Ukraine's defense minister says government military forces are preparing for a possible new offensive by separatists in the country's east. It comes as international observers report spotting weapons convoys on the move.

Military trucks are seen through a car window as they drive along a road on the territory controlled by the self-proclaimed Donetsk People's Republic in Makiivka (Makeyevka) in Donetsk region, eastern Ukraine, November 11, 2014.
Image: Reuters/M. Zmeyev

Kyiv is making preparations and redeploying soldiers in response to fears of a new military offensive by pro-Russian separatist forces, Ukrainian Defense minister Stepan Poltorak told a government meeting on Wednesday.
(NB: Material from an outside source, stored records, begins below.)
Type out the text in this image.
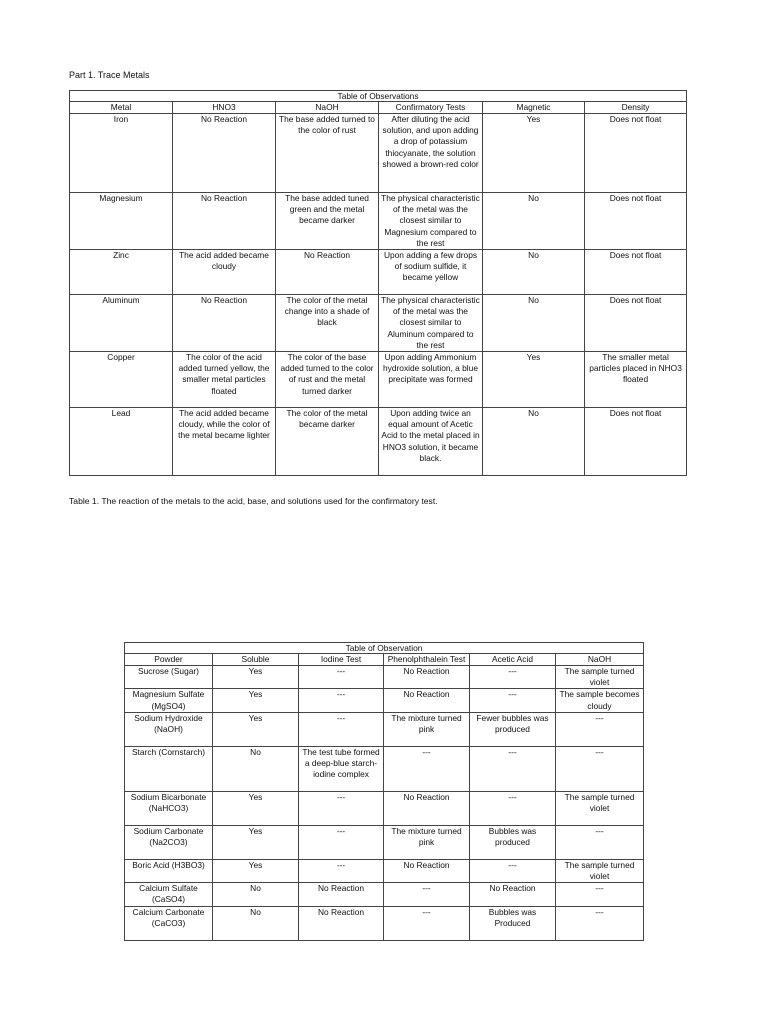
Part 1. Trace Metals
Table of Observations					
Metal	HNO3	NaOH	Confirmatory Tests	Magnetic	Density
Iron	No Reaction	The base added turned to the color of rust	After diluting the acid solution, and upon adding a drop of potassium thiocyanate, the solution showed a brown-red color	Yes	Does not float
Magnesium	No Reaction	The base added tuned green and the metal became darker	The physical characteristic of the metal was the closest similar to Magnesium compared to the rest	No	Does not float
Zinc	The acid added became cloudy	No Reaction	Upon adding a few drops of sodium sulfide, it became yellow	No	Does not float
Aluminum	No Reaction	The color of the metal change into a shade of black	The physical characteristic of the metal was the closest similar to Aluminum compared to the rest	No	Does not float
Copper	The color of the acid added turned yellow, the smaller metal particles floated	The color of the base added turned to the color of rust and the metal turned darker	Upon adding Ammonium hydroxide solution, a blue precipitate was formed	Yes	The smaller metal particles placed in NHO3 floated
Lead	The acid added became cloudy, while the color of the metal became lighter	The color of the metal became darker	Upon adding twice an equal amount of Acetic Acid to the metal placed in HNO3 solution, it became black.	No	Does not float
Table 1. The reaction of the metals to the acid, base, and solutions used for the confirmatory test.
Table of Observation					
Powder	Soluble	Iodine Test	Phenolphthalein Test	Acetic Acid	NaOH
Sucrose (Sugar)	Yes	---	No Reaction	---	The sample turned violet
Magnesium Sulfate (MgSO4)	Yes	---	No Reaction	---	The sample becomes cloudy
Sodium Hydroxide (NaOH)	Yes	---	The mixture turned pink	Fewer bubbles was produced	---
Starch (Cornstarch)	No	The test tube formed a deep-blue starch-iodine complex	---	---	---
Sodium Bicarbonate (NaHCO3)	Yes	---	No Reaction	---	The sample turned violet
Sodium Carbonate (Na2CO3)	Yes	---	The mixture turned pink	Bubbles was produced	---
Boric Acid (H3BO3)	Yes	---	No Reaction	---	The sample turned violet
Calcium Sulfate (CaSO4)	No	No Reaction	---	No Reaction	---
Calcium Carbonate (CaCO3)	No	No Reaction	---	Bubbles was Produced	---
"I see my main task is to prepare for military action," Poltorak said, explaining that Ukraine was repositioning its armed forces to respond to the actions of the separatist fighters, which he said included receiving reinforcements despite a September 5 ceasefire agreement.
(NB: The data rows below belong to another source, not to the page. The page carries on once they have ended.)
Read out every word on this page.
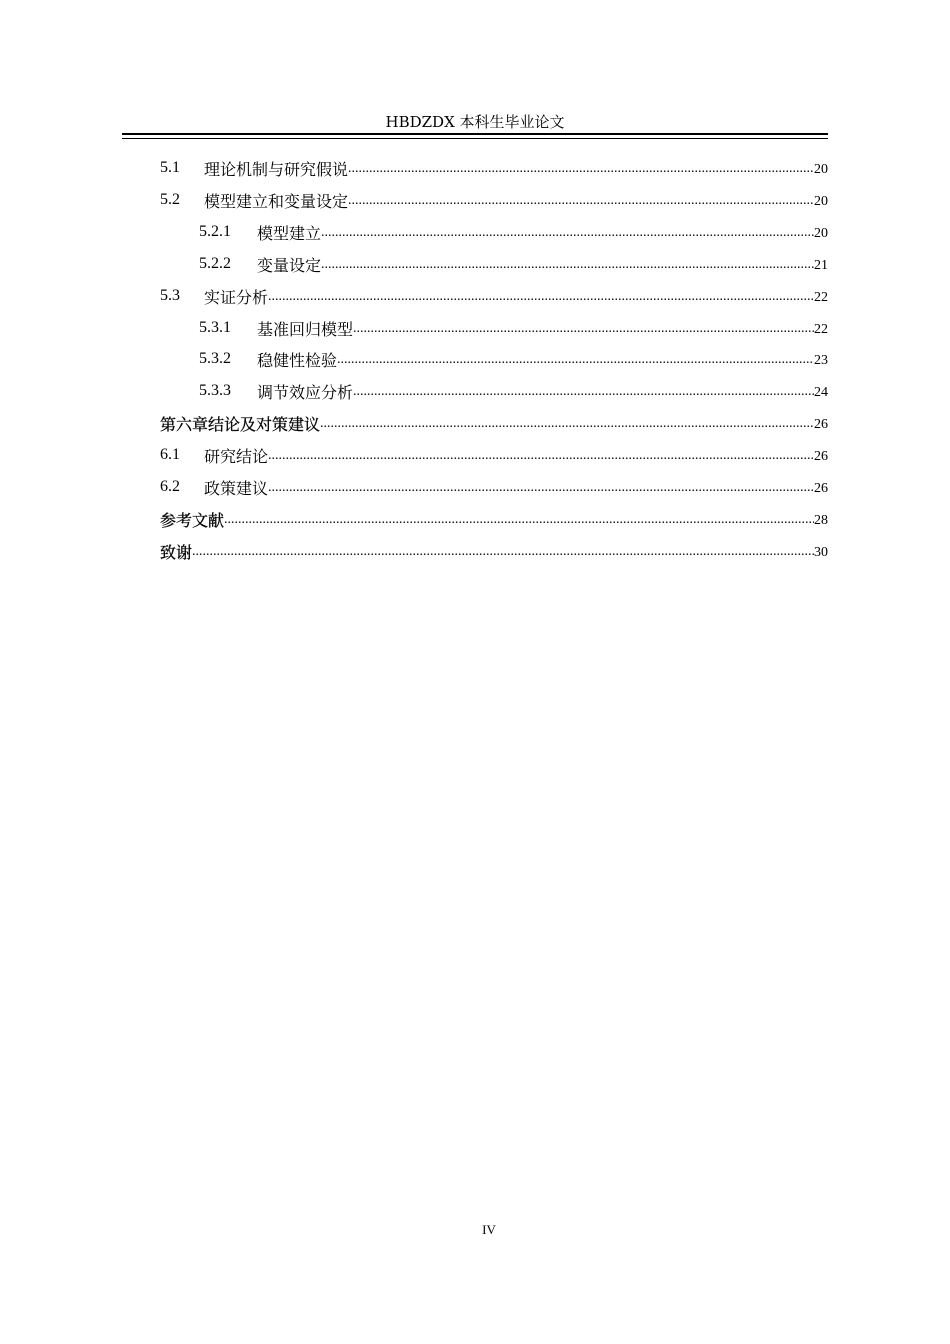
HBDZDX 本科生毕业论文
5.1	理论机制与研究假说 .....	20
5.2	模型建立和变量设定 .....	20
5.2.1	模型建立 .....	20
5.2.2	变量设定 .....	21
5.3	实证分析 .....	22
5.3.1	基准回归模型 .....	22
5.3.2	稳健性检验 .....	23
5.3.3	调节效应分析 .....	24
第六章 结论及对策建议 .....	26
6.1	研究结论 .....	26
6.2	政策建议 .....	26
参考文献 .....	28
致谢 .....	30
IV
That agreement, signed in Minsk, has been repeatedly violated and observers have expressed fears the situation could slide back into all-out violence.

According to the AFP news agency, Poltorak described the current situation in the conflict area as "complicated but stable."

Military movements

On Tuesday the Organization for Secutrity and Cooperation in Europe (OSCE), which is monitoring the Ukraine situation, reported spotting an unmarked military convoy of 43 trucks in separatist-held territory and warned of the risk of further escalation.

And, according to the AFP news agency, NATO's supreme allied commander in Europe, US General Philip Breedlove, added his voice to the allegations on Wednesday.

"We have seen columns of Russian equipment, primarily Russian tanks, Russian artillery, Russian air defense systems and Russian combat troops entering into Ukraine," he said.

That was denied by a spokesperson from Russia's defense ministry, with General-Major Igor Konashenkov saying "there was and is no evidence" behind such statements.

Kyiv last week said more than 30 tanks had entered eastern Ukraine from Russia.

Moscow has denied involvement in the fighting.

According to Russian news agency Interfax, the separatists denied having Russian weapons and said they were relocating troops to Donetsk because of shelling from Kyiv's forces.

"We got many armored vehicles when encircled Ukrainian army units gave them up - now they are our trophies," Boris Litvinov, a senior rebel leader in Donetsk was quotes as saying.

The conflict, in which 4,000 people have been killed since April, has seen relations between Russia and the West deteriorate to their lowest point since the Cold War.